If you’re already enough of a geek that you’re reading a personal finance blog despite being just a few keystrokes away from participating in The Golden Age Of Internet Porn, we invite you to take the next step.
Before you invest in any publicly traded stock, you need to understand how to read financial statements. This applies even if you let your company’s HR department handle your 401(k) and never bother to look at what mutual fund(s) it owns a piece of. You need to start looking. Stock prices move in both directions, in case you weren’t aware.
One more time: if you have a company-directed 401(k) then it probably owns part of a mutual fund, which is a basket of any number of stocks – usually around 80-100. Do you have time to measure the positive and negative indicators of 80 stocks? Probably not. That’s what fund managers and investment analysts are for.
If you rely on them, you’re not taking ownership of your finances. You’re passing the buck, almost literally. How many 401(k)s counted General Motors as a component a couple of years ago? You know, the most disastrously managed company in the history of American commerce*? When GM stock sank and ultimately got delisted – to say nothing of Fannie Mae, Freddie Mac, and other government wards that our elected officials insist on keeping on life support – how many of the people who indirectly held it via their mutual funds cared or noticed?
Would you like to know how to do this? If we taught you how to fish, would you ever worry again about going hungry? If we taught you how to weigh yourself, would that information come in handy for your next doctor’s appointment or Army special ops recruiting signup?
Understanding financial statements is more intricate than stepping on a scale, but not by much.
We needed a guinea pig, so we went down the list of America’s most profitable companies, stopping when we found one whose public image is pristine enough that people don’t routinely bitch about the company. That eliminated ExxonMobil, Microsoft, Wal-Mart, Pfizer, Merck, Philip Morris etc. We ended up at company #22, Corning. Besides, the Cincinnati-based glass and ceramics maker is only America’s 414th largest company by revenue, meaning it must have healthy profit margins.

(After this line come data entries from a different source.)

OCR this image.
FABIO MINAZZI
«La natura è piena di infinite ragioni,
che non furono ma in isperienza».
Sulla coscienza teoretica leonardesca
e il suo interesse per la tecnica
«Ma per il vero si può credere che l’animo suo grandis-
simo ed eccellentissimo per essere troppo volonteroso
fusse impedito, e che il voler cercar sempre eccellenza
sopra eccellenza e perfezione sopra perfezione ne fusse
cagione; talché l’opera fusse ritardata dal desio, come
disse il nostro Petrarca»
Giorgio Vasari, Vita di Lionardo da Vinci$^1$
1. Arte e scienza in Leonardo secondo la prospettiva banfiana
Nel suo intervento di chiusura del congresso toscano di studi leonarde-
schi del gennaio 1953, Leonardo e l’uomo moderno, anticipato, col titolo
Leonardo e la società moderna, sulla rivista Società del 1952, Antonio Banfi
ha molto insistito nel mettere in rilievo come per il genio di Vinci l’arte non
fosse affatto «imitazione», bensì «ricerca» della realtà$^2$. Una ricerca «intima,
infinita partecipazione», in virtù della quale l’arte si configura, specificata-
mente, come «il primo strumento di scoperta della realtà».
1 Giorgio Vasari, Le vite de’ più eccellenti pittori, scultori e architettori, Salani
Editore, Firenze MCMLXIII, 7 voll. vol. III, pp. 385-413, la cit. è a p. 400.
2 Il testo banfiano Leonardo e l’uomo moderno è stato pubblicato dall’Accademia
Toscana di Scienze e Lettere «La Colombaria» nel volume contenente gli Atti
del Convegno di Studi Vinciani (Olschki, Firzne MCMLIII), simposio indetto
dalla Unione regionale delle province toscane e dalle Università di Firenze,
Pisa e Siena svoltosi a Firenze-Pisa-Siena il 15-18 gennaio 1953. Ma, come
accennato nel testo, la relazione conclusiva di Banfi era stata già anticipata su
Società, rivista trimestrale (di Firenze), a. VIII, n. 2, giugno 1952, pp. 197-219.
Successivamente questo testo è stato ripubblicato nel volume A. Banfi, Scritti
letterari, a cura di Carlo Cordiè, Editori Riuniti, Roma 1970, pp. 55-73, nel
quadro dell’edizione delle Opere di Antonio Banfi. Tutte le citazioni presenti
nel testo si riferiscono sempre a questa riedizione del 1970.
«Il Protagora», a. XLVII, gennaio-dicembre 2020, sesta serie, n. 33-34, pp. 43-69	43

We then give Corning the EDGAR treatment. EDGAR is the Securities and Exchange Commission’s Electronic Data-Gathering, Analysis, and Retrieval system: it’s where publicly traded companies are required by law to post their financials, and it’s at sec.gov/edgar.shtml.
You bored yet? Probably. Fix yourself a sandwich, turn on some music, meet us back here in 5. Here’s a Magic Eye picture to keep you occupied:
The money page on EDGAR is this one. Enter the relevant name or ticker symbol. Corning’s is GLW, which the company’s website says stands for “Corning Glass Works”. Apparently Jacques Demers is their vice president of investor relations.
It’ll ask for a “Filing Type”. The one you want is called the 10-K, which is essentially a company’s annual report without all the PR bullcrap.
It’s an htm file, should be easy to access. But don’t read it, it’s as interesting as watching glaciers move. Just search for the following phrases:
Consolidated Statements of Income (plural)
Consolidated Balance Sheets
Consolidated Statements of Cash Flows
There are other financial statements, but these are easily the most important. We’ll bang them out one at a time, starting with the income statement (a/k/a the “profit and loss statement”).
Look at a company’s financial statements, and you can learn more than you imagined. You’ll discover how much debt the company is carrying, and if it’s leveraging itself to the point where it’ll be tough to pay back all the people it’s borrowing from. You’ll be able to determine whether the company is consistently increasing profits year after year, or if it’s standing on a plateau. Or a cliff. You’ll distinguish legitimate assets that can help the company grow from overvalued ones that make little difference to the bottom line.
Sifting through this is a little dreary at first, but so what? You’re an adult: most of what you’re now doing is boring. Kids get to enjoy life: they don’t have to concern themselves with saving receipts and filing taxes and learning to keep the warranty cards for their household appliances. The trade-off is that kids are stupid and poor.
Perusing a 10-K is as convoluted as you want it to be. We promise to make it painless, or at least reasonably so.
Next up, the three major types of financial statements and how they work.
*GM easily gets the nod over Enron, which never created anything tangible and was never a significant cog in the economy to begin with. GM used to make tanks to flatten Nazis with. Now its primary output is Christmas baskets for union bosses.